Notably, p53 maintains baseline expression of common tumour suppressor genes including FoxO1 [23]. Over the last 10 years, decreased FoxO1 expression has been linked to acne pathogenesis [11, 16, 55, 106], whereas isotretinoin treatment increases FoxO1 expression in sebaceous glands of acne patients [55, 107, 108]. The p53 target gene FoxO1 is a nuclear co-suppressor of multiple transcription factors critically involved in acne pathogenesis such as AR [19], SREBF1 [109], PPARA [110] and is a crucial promoter of genes involved in apoptosis [54]. Recent evidence indicates that FoxO1 is involved in the induction of autophagy in isotretinoin-treated SZ95 sebocytes [81]. Furthermore, FoxO1 promotes the expression of GATA6, a critical transcription factor maintaining appropriate keratinocyte proliferation and differentiation of the infundibulum of the human sebaceous follicle [111], which is deficiently expressed in sebaceous follicles of acne patients linking p53-FoxO1-GATA6 deficiency to comedogenesis.

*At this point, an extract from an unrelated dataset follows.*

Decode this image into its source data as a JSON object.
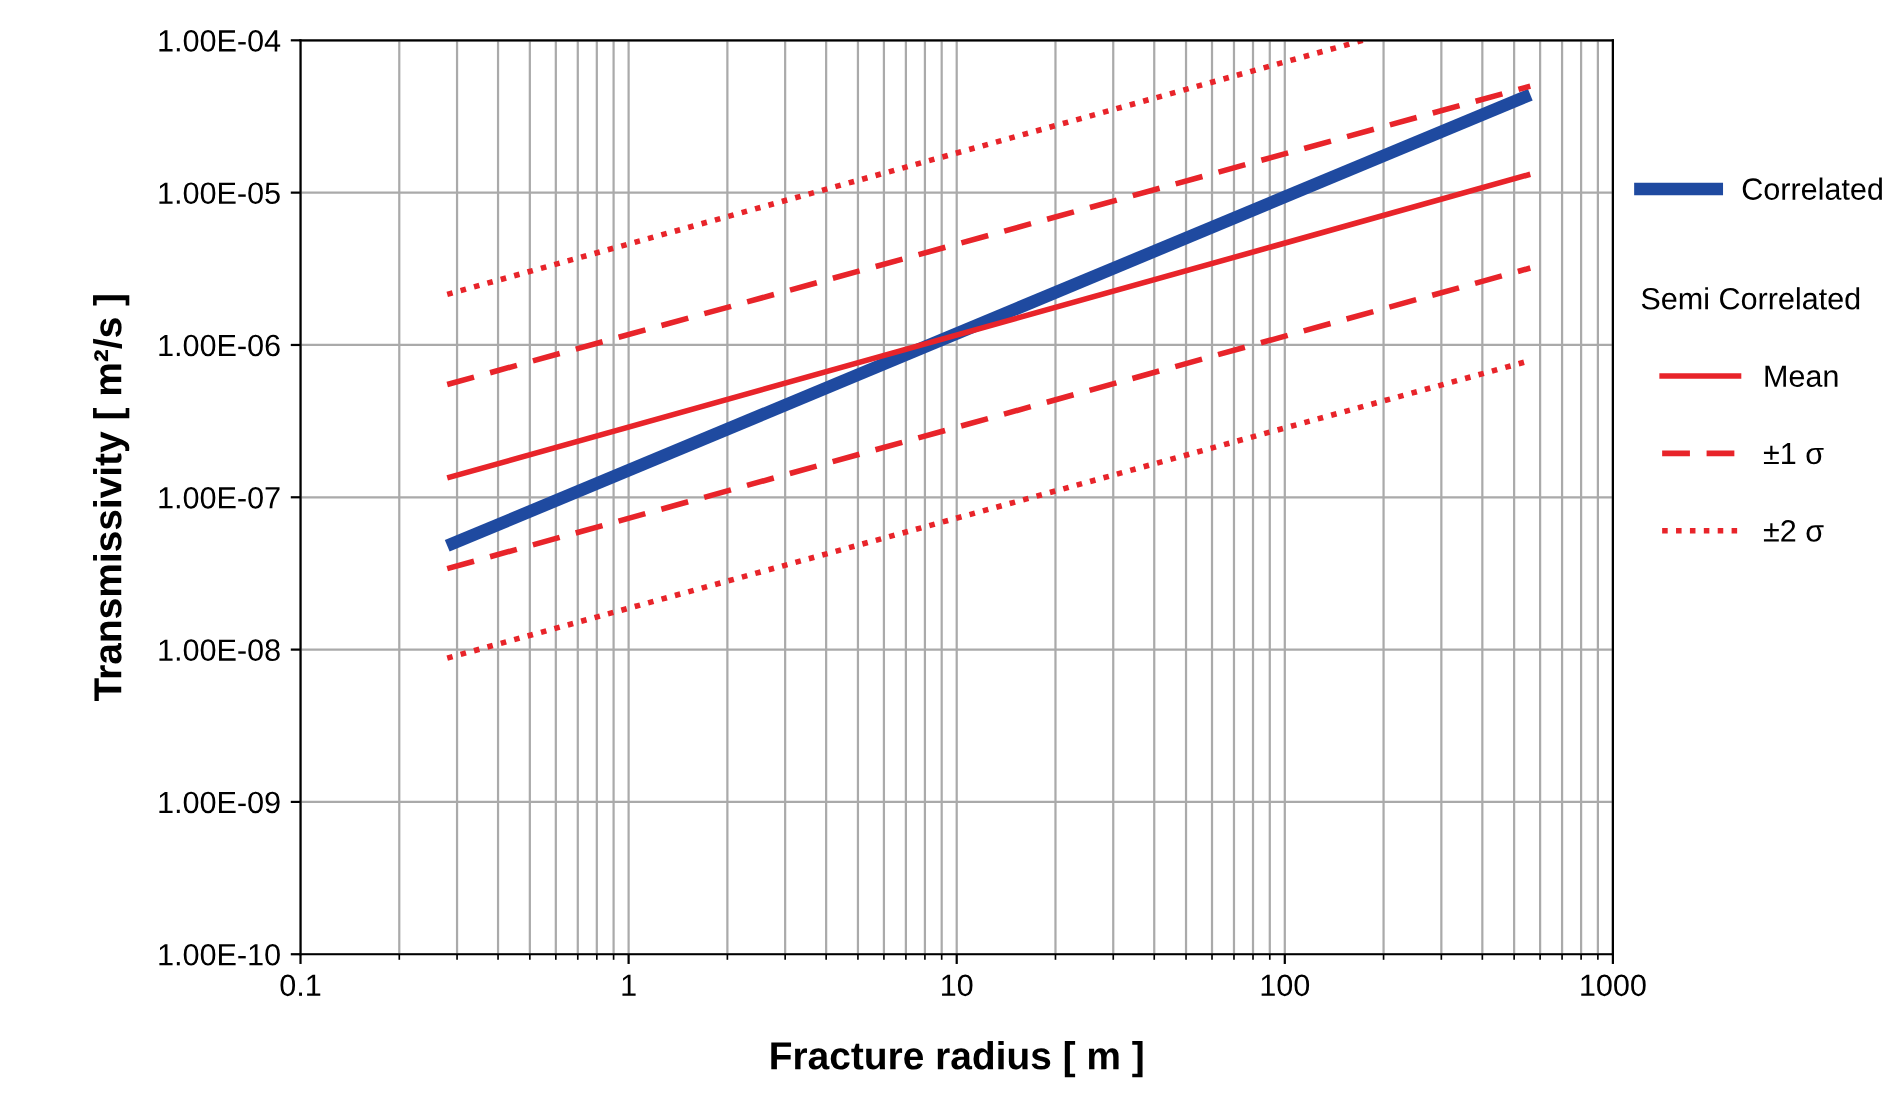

Reduced baseline expression of the tumour suppressor p53 in acne patients compared to acne-free controls may also explain the increased risk of acne patients for common p53-related malignancies such as prostate cancer [112, 113], and breast cancer [114]. Notably, there is no observed acne and very low cancer incidence in IGF-1-deficient patients with Laron syndrome [115], who exhibit higher p53-FoxO1 signalling [116], In contrast, Western diet with high glycemic load and milk/dairy consumption increases insulin/IGF-1 signalling promoting AKT/MDM2-mediated proteasomal degradation of p53 [51, 117, 119], whereas forced upregulation of p53-FoxO1 signalling may contribute to the tumour suppressing effect of isotretinoin in neuroblastoma [120, 121] and retinoid chemoprevention of non-melanoma skin cancer [122].
Taken together, our study provides experimental evidence for increased nuclear expression of p53 in sebaceous glands and skin of acne patients after oral isotretinoin treatment and substantiates that enforced p53-FoxO signalling causes all desired and adverse effects of systemic isotretinoin therapy.